I think I’ve mentioned before that I kind of thought that by getting sober the world would sort of hug me back. A lot. Kind of like “I see all your effort, you just won the lottery!” Well, not that drastic, but maybe just make things a little easier.

In my early sobriety (like early early- when days weren’t even months) I felt more purposed. Now I feel very flail-y and disconnected. Like I am making all this effort to be sober but I need to be plugged in to other outlets besides running, blogging, and thinking about being sober.

I think I need a sober friend.

Where the heck do you get one of those? I’m reading this book called MWF Seeking BFF. It’s about making friends, and it’s pretty interesting. Here’s the rub: You can’t (or you can, I can’t) just blurt out things about drinking and problems and getting sober to just anybody. (Unless you’re at an AA meeting: see above) It’s not like you are in conversation and you’re all: “Oh! I love to read and cook and run too! We have so much in common! Were you a horrid black out drunk too?” The silence might be deafening. And also embarrassing. And then as you watch the other person run away you might think you’ve over shared.

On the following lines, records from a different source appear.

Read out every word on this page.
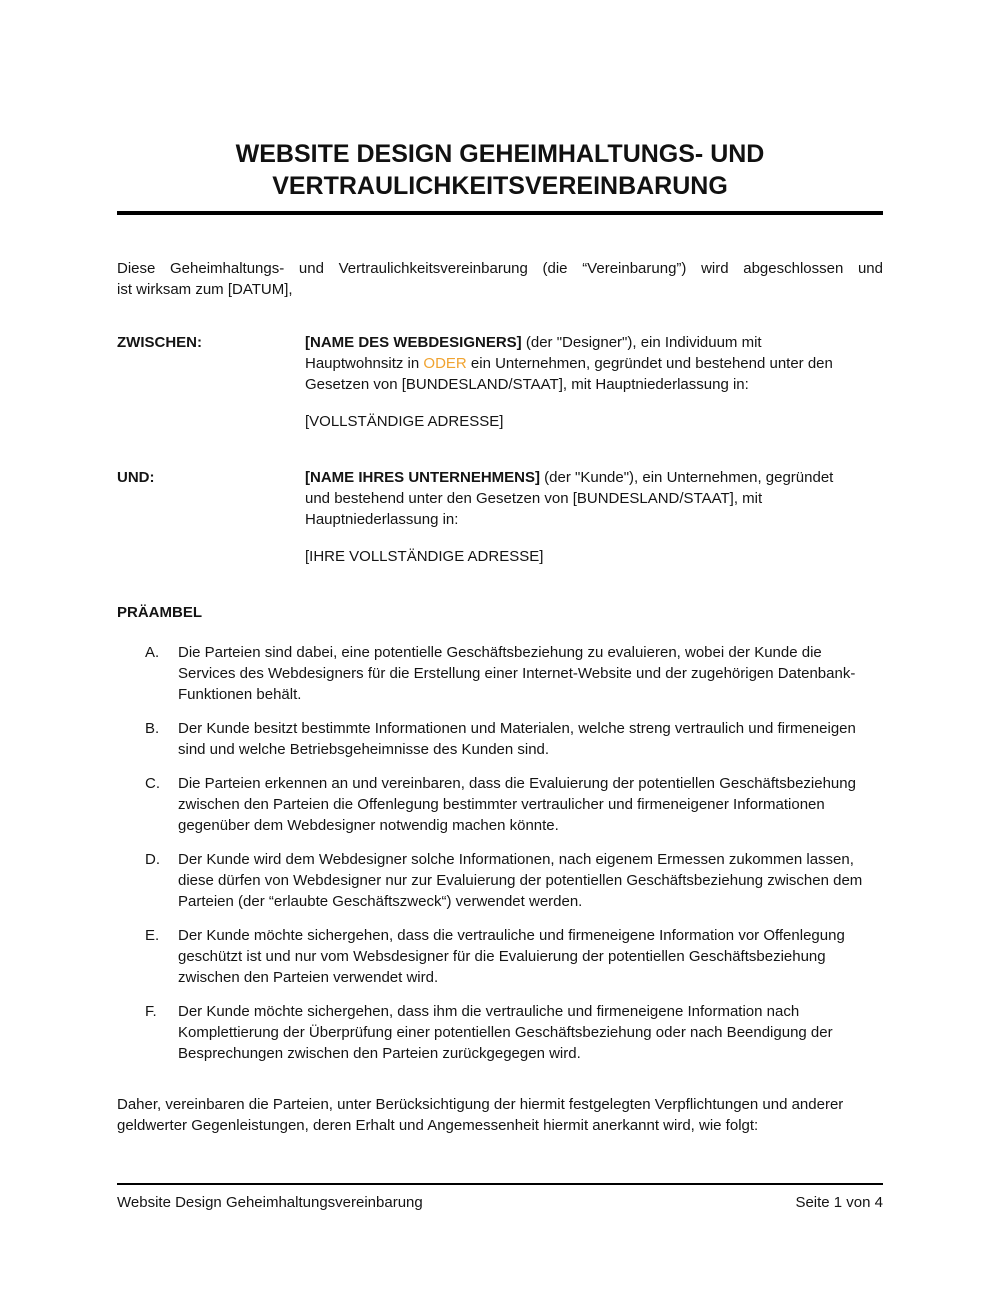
WEBSITE DESIGN GEHEIMHALTUNGS- UND VERTRAULICHKEITSVEREINBARUNG
Diese Geheimhaltungs- und Vertraulichkeitsvereinbarung (die “Vereinbarung”) wird abgeschlossen und
ist wirksam zum [DATUM],
ZWISCHEN:	[NAME DES WEBDESIGNERS] (der "Designer"), ein Individuum mit
Hauptwohnsitz in ODER ein Unternehmen, gegründet und bestehend unter den
Gesetzen von [BUNDESLAND/STAAT], mit Hauptniederlassung in:
[VOLLSTÄNDIGE ADRESSE]
UND:	[NAME IHRES UNTERNEHMENS] (der "Kunde"), ein Unternehmen, gegründet
und bestehend unter den Gesetzen von [BUNDESLAND/STAAT], mit
Hauptniederlassung in:
[IHRE VOLLSTÄNDIGE ADRESSE]
PRÄAMBEL
A.	Die Parteien sind dabei, eine potentielle Geschäftsbeziehung zu evaluieren, wobei der Kunde die Services des Webdesigners für die Erstellung einer Internet-Website und der zugehörigen Datenbank-Funktionen behält.
B.	Der Kunde besitzt bestimmte Informationen und Materialen, welche streng vertraulich und firmeneigen sind und welche Betriebsgeheimnisse des Kunden sind.
C.	Die Parteien erkennen an und vereinbaren, dass die Evaluierung der potentiellen Geschäftsbeziehung zwischen den Parteien die Offenlegung bestimmter vertraulicher und firmeneigener Informationen gegenüber dem Webdesigner notwendig machen könnte.
D.	Der Kunde wird dem Webdesigner solche Informationen, nach eigenem Ermessen zukommen lassen, diese dürfen von Webdesigner nur zur Evaluierung der potentiellen Geschäftsbeziehung zwischen dem Parteien (der “erlaubte Geschäftszweck“) verwendet werden.
E.	Der Kunde möchte sichergehen, dass die vertrauliche und firmeneigene Information vor Offenlegung geschützt ist und nur vom Websdesigner für die Evaluierung der potentiellen Geschäftsbeziehung zwischen den Parteien verwendet wird.
F.	Der Kunde möchte sichergehen, dass ihm die vertrauliche und firmeneigene Information nach Komplettierung der Überprüfung einer potentiellen Geschäftsbeziehung oder nach Beendigung der Besprechungen zwischen den Parteien zurückgegegen wird.
Daher, vereinbaren die Parteien, unter Berücksichtigung der hiermit festgelegten Verpflichtungen und anderer geldwerter Gegenleistungen, deren Erhalt und Angemessenheit hiermit anerkannt wird, wie folgt:
Website Design Geheimhaltungsvereinbarung	Seite 1 von 4
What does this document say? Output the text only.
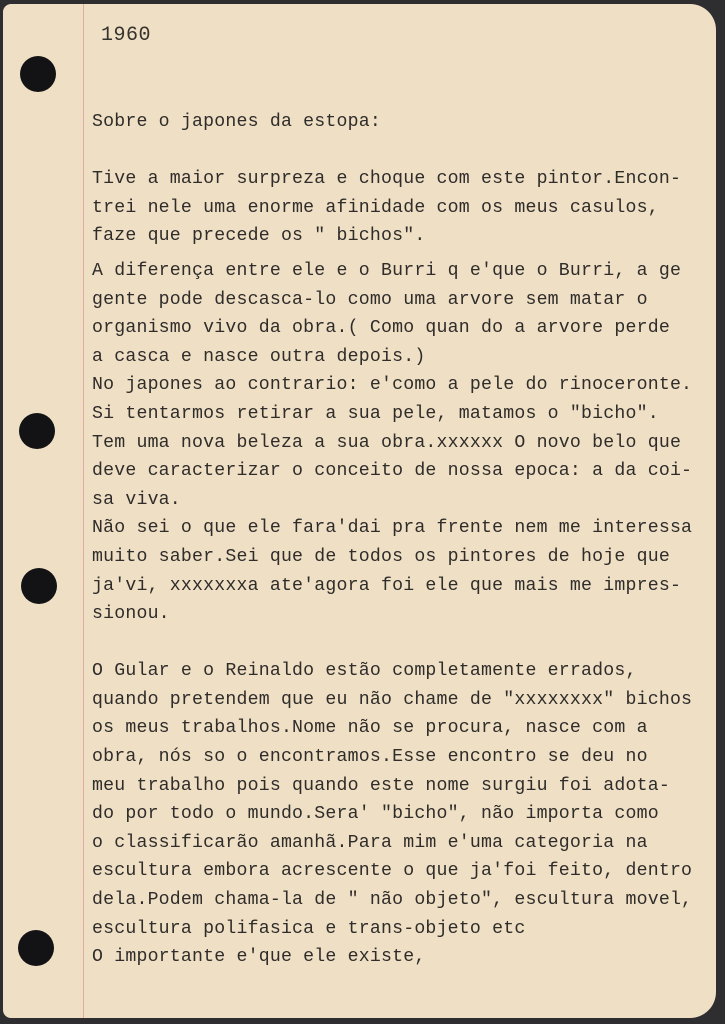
1960
Sobre o japones da estopa:
Tive a maior surpreza e choque com este pintor.Encon-
trei nele uma enorme afinidade com os meus casulos,
faze que precede os " bichos".
A diferença entre ele e o Burri q e'que o Burri, a ge
gente pode descasca-lo como uma arvore sem matar o
organismo vivo da obra.( Como quan do a arvore perde
a casca e nasce outra depois.)
No japones ao contrario: e'como a pele do rinoceronte.
Si tentarmos retirar a sua pele, matamos o "bicho".
Tem uma nova beleza a sua obra.xxxxxx O novo belo que
deve caracterizar o conceito de nossa epoca: a da coi-
sa viva.
Não sei o que ele fara'dai pra frente nem me interessa
muito saber.Sei que de todos os pintores de hoje que
ja'vi, xxxxxxxa ate'agora foi ele que mais me impres-
sionou.
O Gular e o Reinaldo estão completamente errados,
quando pretendem que eu não chame de "xxxxxxxx" bichos
os meus trabalhos.Nome não se procura, nasce com a
obra, nós so o encontramos.Esse encontro se deu no
meu trabalho pois quando este nome surgiu foi adota-
do por todo o mundo.Sera' "bicho", não importa como
o classificarão amanhã.Para mim e'uma categoria na
escultura embora acrescente o que ja'foi feito, dentro
dela.Podem chama-la de " não objeto", escultura movel,
escultura polifasica e trans-objeto etc
O importante e'que ele existe,
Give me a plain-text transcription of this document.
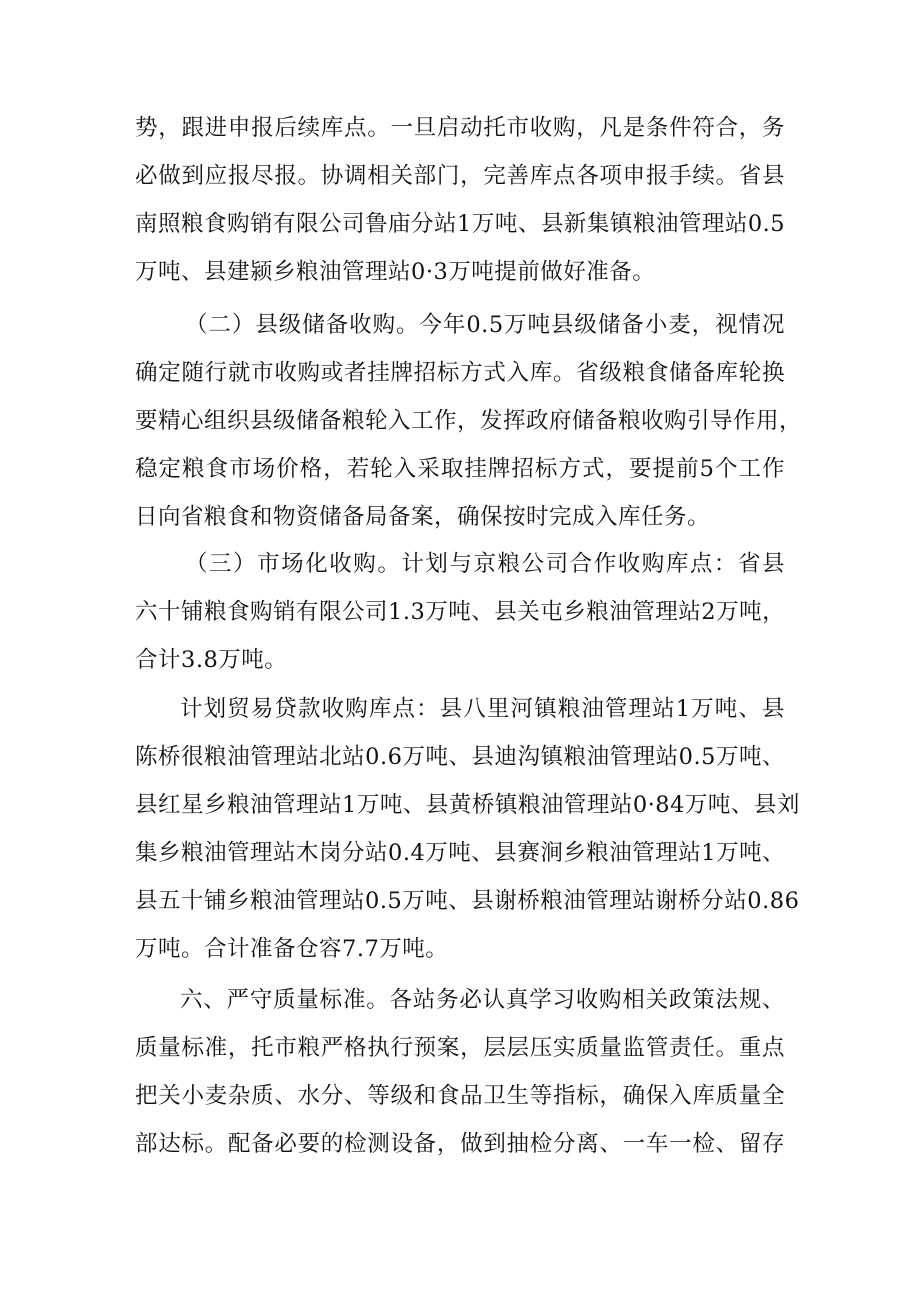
势，跟进申报后续库点。一旦启动托市收购，凡是条件符合，务
必做到应报尽报。协调相关部门，完善库点各项申报手续。省县
南照粮食购销有限公司鲁庙分站1万吨、县新集镇粮油管理站0.5
万吨、县建颍乡粮油管理站0·3万吨提前做好准备。
（二）县级储备收购。今年0.5万吨县级储备小麦，视情况
确定随行就市收购或者挂牌招标方式入库。省级粮食储备库轮换
要精心组织县级储备粮轮入工作，发挥政府储备粮收购引导作用，
稳定粮食市场价格，若轮入采取挂牌招标方式，要提前5个工作
日向省粮食和物资储备局备案，确保按时完成入库任务。
（三）市场化收购。计划与京粮公司合作收购库点：省县
六十铺粮食购销有限公司1.3万吨、县关屯乡粮油管理站2万吨，
合计3.8万吨。
计划贸易贷款收购库点：县八里河镇粮油管理站1万吨、县
陈桥很粮油管理站北站0.6万吨、县迪沟镇粮油管理站0.5万吨、
县红星乡粮油管理站1万吨、县黄桥镇粮油管理站0·84万吨、县刘
集乡粮油管理站木岗分站0.4万吨、县赛涧乡粮油管理站1万吨、
县五十铺乡粮油管理站0.5万吨、县谢桥粮油管理站谢桥分站0.86
万吨。合计准备仓容7.7万吨。
六、严守质量标准。各站务必认真学习收购相关政策法规、
质量标准，托市粮严格执行预案，层层压实质量监管责任。重点
把关小麦杂质、水分、等级和食品卫生等指标，确保入库质量全
部达标。配备必要的检测设备，做到抽检分离、一车一检、留存
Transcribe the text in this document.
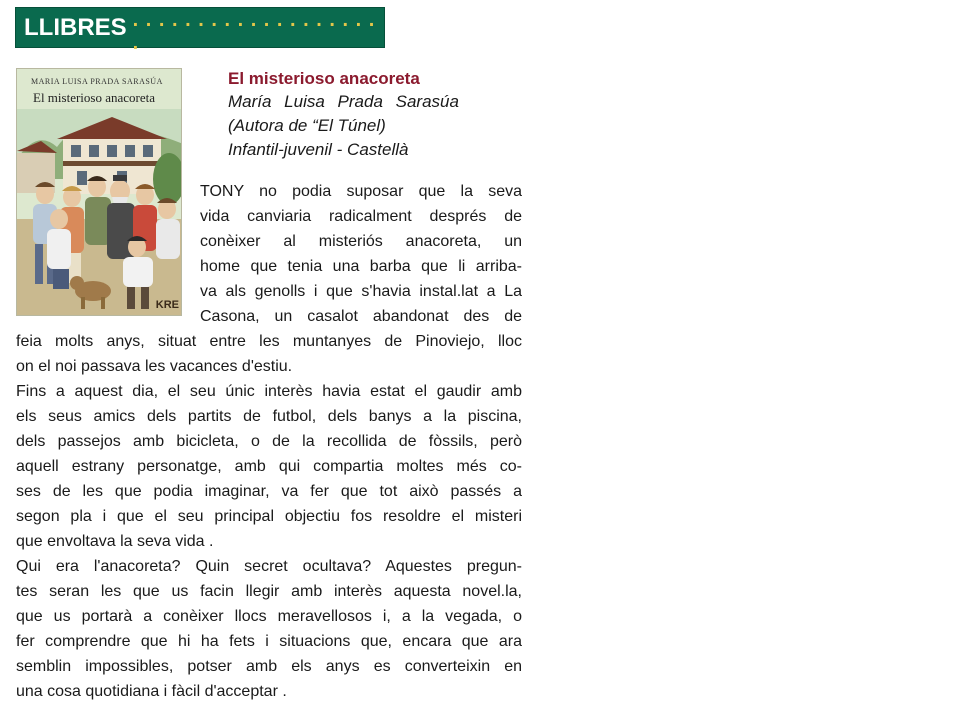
LLIBRES . . . . . . . . . . . . . . . . . . . .
MARIA LUISA PRADA SARASÚA
El misterioso anacoreta
KRE
El misterioso anacoreta
María Luisa Prada Sarasúa
(Autora de “El Túnel)
Infantil-juvenil - Castellà
TONY no podia suposar que la seva
vida canviaria radicalment després de
conèixer al misteriós anacoreta, un
home que tenia una barba que li arriba-
va als genolls i que s'havia instal.lat a La
Casona, un casalot abandonat des de
feia molts anys, situat entre les muntanyes de Pinoviejo, lloc
on el noi passava les vacances d'estiu.
Fins a aquest dia, el seu únic interès havia estat el gaudir amb
els seus amics dels partits de futbol, dels banys a la piscina,
dels passejos amb bicicleta, o de la recollida de fòssils, però
aquell estrany personatge, amb qui compartia moltes més co-
ses de les que podia imaginar, va fer que tot això passés a
segon pla i que el seu principal objectiu fos resoldre el misteri
que envoltava la seva vida .
Qui era l'anacoreta? Quin secret ocultava? Aquestes pregun-
tes seran les que us facin llegir amb interès aquesta novel.la,
que us portarà a conèixer llocs meravellosos i, a la vegada, o
fer comprendre que hi ha fets i situacions que, encara que ara
semblin impossibles, potser amb els anys es converteixin en
una cosa quotidiana i fàcil d'acceptar .
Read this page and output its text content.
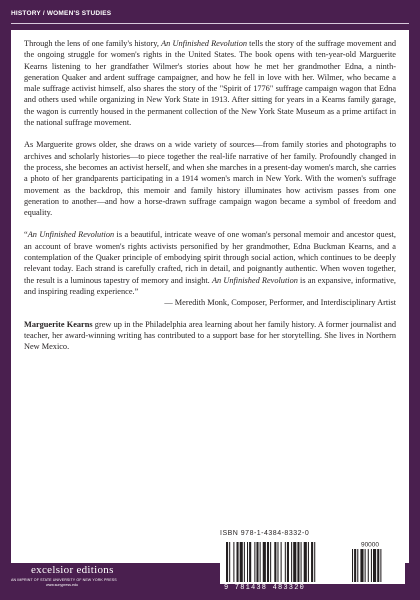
HISTORY / WOMEN'S STUDIES

Through the lens of one family's history, An Unfinished Revolution tells the story of the suffrage movement and the ongoing struggle for women's rights in the United States. The book opens with ten-year-old Marguerite Kearns listening to her grandfather Wilmer's stories about how he met her grandmother Edna, a ninth-generation Quaker and ardent suffrage campaigner, and how he fell in love with her. Wilmer, who became a male suffrage activist himself, also shares the story of the "Spirit of 1776" suffrage campaign wagon that Edna and others used while organizing in New York State in 1913. After sitting for years in a Kearns family garage, the wagon is currently housed in the permanent collection of the New York State Museum as a prime artifact in the national suffrage movement.

As Marguerite grows older, she draws on a wide variety of sources—from family stories and photographs to archives and scholarly histories—to piece together the real-life narrative of her family. Profoundly changed in the process, she becomes an activist herself, and when she marches in a present-day women's march, she carries a photo of her grandparents participating in a 1914 women's march in New York. With the women's suffrage movement as the backdrop, this memoir and family history illuminates how activism passes from one generation to another—and how a horse-drawn suffrage campaign wagon became a symbol of freedom and equality.

“An Unfinished Revolution is a beautiful, intricate weave of one woman's personal memoir and ancestor quest, an account of brave women's rights activists personified by her grandmother, Edna Buckman Kearns, and a contemplation of the Quaker principle of embodying spirit through social action, which continues to be deeply relevant today. Each strand is carefully crafted, rich in detail, and poignantly authentic. When woven together, the result is a luminous tapestry of memory and insight. An Unfinished Revolution is an expansive, informative, and inspiring reading experience.”

— Meredith Monk, Composer, Performer, and Interdisciplinary Artist

Marguerite Kearns grew up in the Philadelphia area learning about her family history. A former journalist and teacher, her award-winning writing has contributed to a support base for her storytelling. She lives in Northern New Mexico.

excelsior editions
AN IMPRINT OF STATE UNIVERSITY OF NEW YORK PRESS
www.sunypress.edu
ISBN 978-1-4384-8332-0
90000
9 781438 483320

Plus, I have requirements. You have to be funny. And trustworthy. I don’t like gossip. I do like food. I am sarcastic. Shy-ish. I do not give a shit about shoes, or shopping. I like to be outside. I cannot stand women who are nice in person and then get all snarky and behind your back-ish when you aren’t around. No religious fanatics need apply: God knows the deal. Be on time, and don’t be a waffler. (you know, someone who makes plans and then flakes. Over and over.) You have to like children. And dogs. You should be a little crazy and/or weird. And you MUST BE SOBER.

Did I really just say that?

It used to be that one of my biggest requirements for a friend was: MUST LOVE DRINKING. A LOT.

Meaning: please don’t raise your eyebrows when I’m on my fifth glass of wine- we’re just getting warmed up. Meaning: don’t get all judgmental because I don’t remember what we talked about. Meaning: don’t be mad because I said some things I shouldn’t have- I was drunk.

Lord.

A sober friend search. I’ll keep you posted.